Installing Composer on Windows, Creating a PHP SDK Package, and Publishing It to Packagist
This guide walks through installing Composer on Windows, configuring a Chinese mirror, creating a PHP SDK package with Composer, publishing the package to GitHub and Packagist, and finally installing and using the package locally and on a server.
1. Install Composer – Download Composer-Setup.exe and run it on Windows.
2. Change Composer repository mirror – Open a CMD window, navigate to the Composer installation directory, and run the following command to use the Aliyun mirror:
composer config -g repo.packagist composer https://mirrors.aliyun.com/composer/
3. Create a package directory – Create a folder named zzyc , then inside it run composer init to generate a composer.json file.
4. Write the package code – Implement the PHP SDK that wraps about 30 API interfaces.

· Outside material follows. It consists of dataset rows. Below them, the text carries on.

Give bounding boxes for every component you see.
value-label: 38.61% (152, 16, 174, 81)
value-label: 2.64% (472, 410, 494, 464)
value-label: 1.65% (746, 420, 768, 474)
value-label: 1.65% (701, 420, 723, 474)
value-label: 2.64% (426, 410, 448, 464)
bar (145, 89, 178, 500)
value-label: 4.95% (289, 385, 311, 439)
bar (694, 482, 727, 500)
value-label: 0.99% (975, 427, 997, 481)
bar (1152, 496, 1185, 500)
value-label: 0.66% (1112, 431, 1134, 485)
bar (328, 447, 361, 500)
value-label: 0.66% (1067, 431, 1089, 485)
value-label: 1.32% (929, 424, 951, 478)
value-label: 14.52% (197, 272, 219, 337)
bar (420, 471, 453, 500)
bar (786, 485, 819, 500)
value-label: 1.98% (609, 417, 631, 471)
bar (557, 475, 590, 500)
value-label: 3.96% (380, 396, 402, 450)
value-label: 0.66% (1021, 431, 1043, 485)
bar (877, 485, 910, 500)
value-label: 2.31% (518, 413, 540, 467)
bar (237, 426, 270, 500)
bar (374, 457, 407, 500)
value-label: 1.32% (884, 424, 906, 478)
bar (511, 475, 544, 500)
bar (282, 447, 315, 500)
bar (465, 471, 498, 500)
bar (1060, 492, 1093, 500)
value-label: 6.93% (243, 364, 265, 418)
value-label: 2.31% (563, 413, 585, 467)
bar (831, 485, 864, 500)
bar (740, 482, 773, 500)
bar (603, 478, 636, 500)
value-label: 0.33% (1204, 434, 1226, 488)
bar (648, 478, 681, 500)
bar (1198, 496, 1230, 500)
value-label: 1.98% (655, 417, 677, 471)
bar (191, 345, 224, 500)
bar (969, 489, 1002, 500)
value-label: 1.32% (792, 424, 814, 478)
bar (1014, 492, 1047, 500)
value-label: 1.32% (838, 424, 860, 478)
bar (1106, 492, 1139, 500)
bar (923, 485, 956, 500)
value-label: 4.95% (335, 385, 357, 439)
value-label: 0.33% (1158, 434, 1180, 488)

5. Publish the code to GitHub – Create a new repository (e.g., zzyc-supply/php-sdk ) and push the code, then tag a release.
6. Submit the package to Packagist – Visit Packagist , log in with GitHub, click Submit , enter the GitHub repository URL, and check the package.
7. Verify submission – Search the package on Packagist to confirm it appears.
8. Install the package locally – Run composer require zzyc-supply/php-sdk , then inspect the installed files and test the SDK with php examples/goods.php to fetch product data.
9. Install the package on a production server (e.g., using Baota panel) – Add "zzyc-supply/php-sdk": "^1.0" to the project's composer.json , delete composer.lock , and install dependencies through the panel.
10. Confirm the package works in the project – Verify the SDK classes are available and can be used as expected.